Rob McCarthy returns to the Delta Quadrant. Even though he'd rather not...
I'm one of those people that once I commit to a show I'm in for the whole journey, no matter how bumpy the ride. This means that as a Star Trek fan any new series which is launched automatically has me as a viewer, which has occasionally tested my resolve.
Both the Original Series and The Next Generation were great, but I wasn't sure about Deep Space Nine and had all but convinced myself I wasn't going to enjoy it. I was completely wrong and it might be my favourite of all the series'. Enterprise was a slow build for me, it had a poor third season, but held my interest and ended just as it was getting really quite good.
Then there's Voyager. I really wanted to like it, and it certainly had the most Star Trek-ish of Star Trek premises - deep space exploration - but from the very beginning it just was not good. Teething problems I thought, remembering how I originally considered The Next Generation pilot to be flawed on first viewing. But the main difference between Encounter At Farpoint and Caretaker was the characters, almost all The Next Generation cast were intriguing from the off, Voyager gave very little in this area, and the ensemble were mostly either bland or just plain annoying.
Captain Janeway is written as being both pompous and annoying, the character rarely softens up from this. Chakotay manages to be both a bland and stereotypical native American, the same traits are shown by the Klingon, Torres. Seven was OK, but the comical outfit chosen to display her 'Borg implants' is very out of place amongst the rest of the uniforms on display. Tom Paris is nothing more than a toned down pretty-boy rogue, but the worst amongst the cast was Harry Kim, who is possibly the most uninteresting main character in any Star Trek series ever. The Doctor is really the only interesting, nuanced character in Voyager, ironically he's the most human of the bunch.
It wasn't just the characters which were suspect from the beginning, the logic of the storytelling was absurd. In the pilot we learn that the
Kazon has ships capable of challenging Voyager on mass, but they don't
have any water?! Then Voyager travels in a straight line away from them
for months on end, but the Kazon keep on popping up.
There was the possibility of some interesting scope exploring the tension between the Star Fleet and Maquis crews, but
within half a season the writers had copped out, and gave us little more than petty
scrabbles rather than any real tension. In fact there was an overall lack of any real character conflict.
Any Star Trek series, and indeed most science fiction shows, will come with techno-babble as the norm, but in Voyager it was excessive. Then there's the rehashed plots, many of which are virtually identical to earlier Next Generation ones. And then there's the flexibility of the Prime Directive, where it's a major issue in some episodes, and savagely and intentionally broken in others (particularly the Season finale, Janeway would have been court martialed for what she did, not promoted).

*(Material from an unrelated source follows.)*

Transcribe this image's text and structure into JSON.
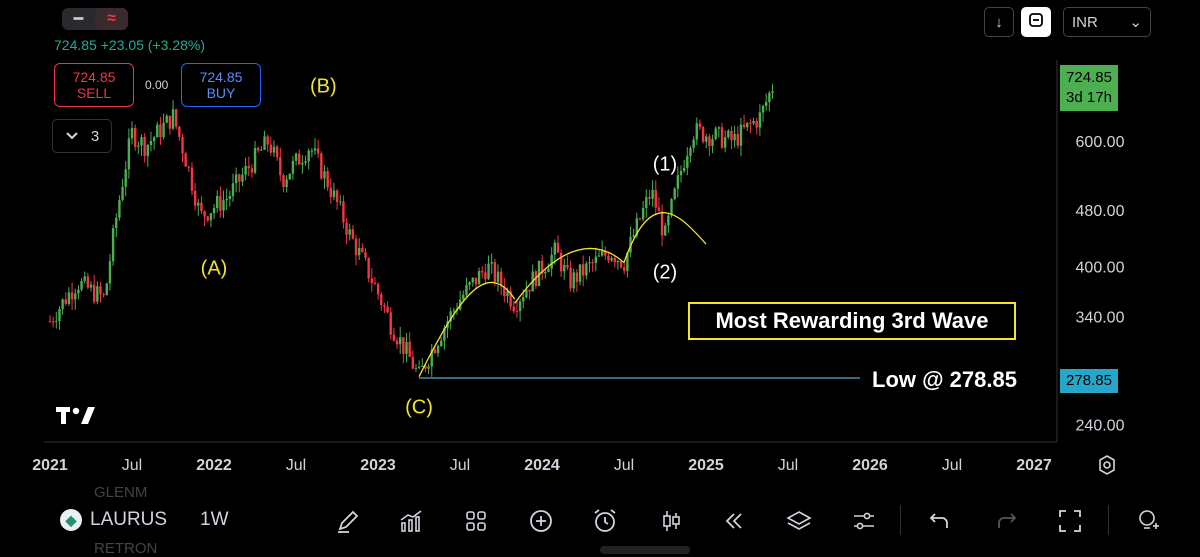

Dedication to the series kept me watching for seven seasons, and occasionally I'd be rewarded with an outstanding episode such as the one where the Doctor falls in love with a Vidian. But unfortunately Voyager is so inferior to all of its predecessors in just about every respect, and I believe more flawed in concept than Enterprise, so of the five Star Trek series' to date, Voyager sits firmly at the bottom of the list.